Fierce Little Thing

Image of Fierce Little Thing: A Novel
Release Date: 
July 27, 2021
Publisher/Imprint: 
Flatiron Books
Pages: 
432
Reviewed by: 

“captivating, thoughtful, and tense, a great read for those who enjoy psychological thrillers and complex puzzles. Highly recommended.”

When Saskia was eleven, her father was sent to jail for murdering her little brother, and her mother fled to Mexico. Decades later, the memory of that terrible day eludes her, like something slippery and dark, like the feather her brother was holding before he died. Try as she might, the story she pieces together is fragmented.

“I’ve gone back again and again, too many times to count, but that part of the story is always just gone, like the feather itself, the first things lost in an endless list; although one might say that the story gained is something left in return.”
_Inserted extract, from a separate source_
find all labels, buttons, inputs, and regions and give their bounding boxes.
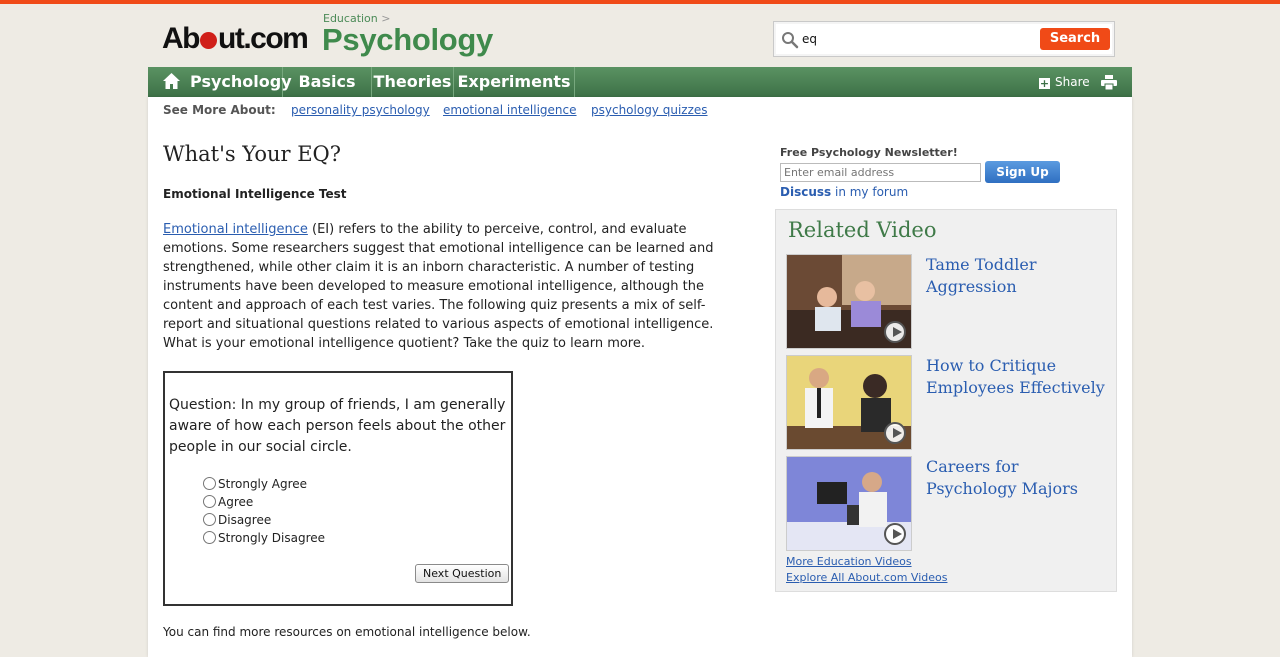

Saskia’s grandmother, not one for keeping children around, sent her to live with family friends when her own family fell apart. The Pierces were not a traditional family, the father an artist and the mother a traveling businesswoman, and eventually the father, Philip, took Saskia, along with Xavier, her new “brother” the same age as she, to the wilderness in Maine, where they joined an intentional community called Home, or, as some might have called it, a cult.

Now, 15 years after Saskia left Home, she and the other teenagers from that time have received threatening letters saying they need to return, or else. Saskia and her friends have a secret, and if they ignore this call to come Home, their lives may be ruined. Together, they must decide— do they go back and face the past they’ve tried to escape, or do they hope the letter writer is bluffing? Not all of them agree—they don’t even remember their secret entirely in the same way.

Saskia knows she played a role in what happened, but has a hard time seeing it clearly. Who remembers it correctly? Or do they all have their own versions that hold aspects of the truth? Marta, a wise woman Saskia knew from Home, told her that’s how stories go.

“Stories belong to the victors. In the end, that’s what everyone’s really fighting for—the chance to tell the story of what happened, no matter what actually did.”

Fierce Little Thing is written in beautiful prose, with a winding narrative of alternating timelines. The story is captivating, thoughtful, and tense, a great read for those who enjoy psychological thrillers and complex puzzles. Highly recommended.